Time tiptoed on a knife’s edge. The room held its collective breath. Ravelin’s hand inched towards the handle of his hatchet. Viago saw this, and grinned. With a casual flick the hetman sent a sawblade limb darting forward, quicker than any eye could follow. Ravelin winced, expecting to feel a sudden lightness where his arm used to be, followed by the heady rush of arterial blood rapidly leaving his body. Instead, he found the hetman patting his shoulder with the flat of the blade.
“You’re a good boy, Ravi, and your word’s as true as silver,” Viago said with majestic magnanimity, “Which reminds me. Twixt!” he yelled to the front door, “Fetch me three nugs from the strongbox!”
There were murmurs of surprise in the crowd. Some looked as though their eyes would pop out of their skulls. Viago was paying Ravelin the equivalent of two runs under a full load. Twixt buzzed in, wings struggling under the weight of the satchel which he dropped at Ravelin’s feet.
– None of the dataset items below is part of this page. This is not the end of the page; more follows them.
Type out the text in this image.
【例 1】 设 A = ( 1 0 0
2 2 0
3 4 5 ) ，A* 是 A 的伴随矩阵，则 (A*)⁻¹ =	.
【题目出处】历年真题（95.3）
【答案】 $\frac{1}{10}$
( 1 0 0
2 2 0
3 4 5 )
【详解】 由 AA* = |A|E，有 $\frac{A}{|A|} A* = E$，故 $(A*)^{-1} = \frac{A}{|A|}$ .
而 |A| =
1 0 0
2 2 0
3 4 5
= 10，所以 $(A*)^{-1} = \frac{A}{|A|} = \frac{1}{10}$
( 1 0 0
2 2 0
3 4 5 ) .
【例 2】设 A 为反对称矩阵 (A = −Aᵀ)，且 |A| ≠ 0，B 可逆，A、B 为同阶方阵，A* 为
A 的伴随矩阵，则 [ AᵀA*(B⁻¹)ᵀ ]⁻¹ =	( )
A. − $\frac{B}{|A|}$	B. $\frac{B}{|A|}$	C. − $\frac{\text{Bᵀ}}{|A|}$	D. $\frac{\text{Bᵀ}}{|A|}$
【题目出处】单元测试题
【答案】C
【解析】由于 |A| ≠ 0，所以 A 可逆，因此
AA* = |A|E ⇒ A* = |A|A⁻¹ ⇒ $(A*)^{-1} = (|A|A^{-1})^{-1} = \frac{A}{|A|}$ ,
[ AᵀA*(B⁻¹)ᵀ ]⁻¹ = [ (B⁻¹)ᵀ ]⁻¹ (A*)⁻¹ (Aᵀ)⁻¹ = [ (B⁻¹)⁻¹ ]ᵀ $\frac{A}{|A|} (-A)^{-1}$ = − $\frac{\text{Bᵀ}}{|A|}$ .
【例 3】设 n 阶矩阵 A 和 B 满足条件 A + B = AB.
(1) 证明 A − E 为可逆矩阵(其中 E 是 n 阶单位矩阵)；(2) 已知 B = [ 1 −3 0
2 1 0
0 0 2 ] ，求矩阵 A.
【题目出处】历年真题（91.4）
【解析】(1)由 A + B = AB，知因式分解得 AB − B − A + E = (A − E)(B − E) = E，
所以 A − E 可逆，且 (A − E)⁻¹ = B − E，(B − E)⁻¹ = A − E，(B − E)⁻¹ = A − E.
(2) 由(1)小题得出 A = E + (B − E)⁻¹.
Three bars of pure silver clunked to the ground.
The message was clear: treachery paid well. Now every crew would think twice before filching from the hetman’s spoils, knowing that their friends would be only too glad to plant daggers in their backs for the reward.
Viago looked at Ravelin with smug expectation. Hating himself for breaking his own promise, Ravelin got down on his knees and scooped up his pay, conscious all the while of the looks of envy and disgust he was receiving. But the silver felt heavy and sure in his hands, and he felt the familiar thrill at its cold touch.
Another job well done.
“Now about your next run…” the hetman placed a fatherly claw on the back of Ravelin’s neck, “Let’s head upstairs, talk some terms.”
And with that, Viago drew himself up the cables and into the shadowed recesses of the atrium above.
“A lift would’ve been nice,” Ravelin grumbled, turning for the stairs.
He managed to drag himself to the first landing and out of sight before sagging against the wall with a heavy sigh, waves of relief washing over him.
Though he’d spent most his time in the wastes beyond the walls, this was the closest he’d come to dying all week.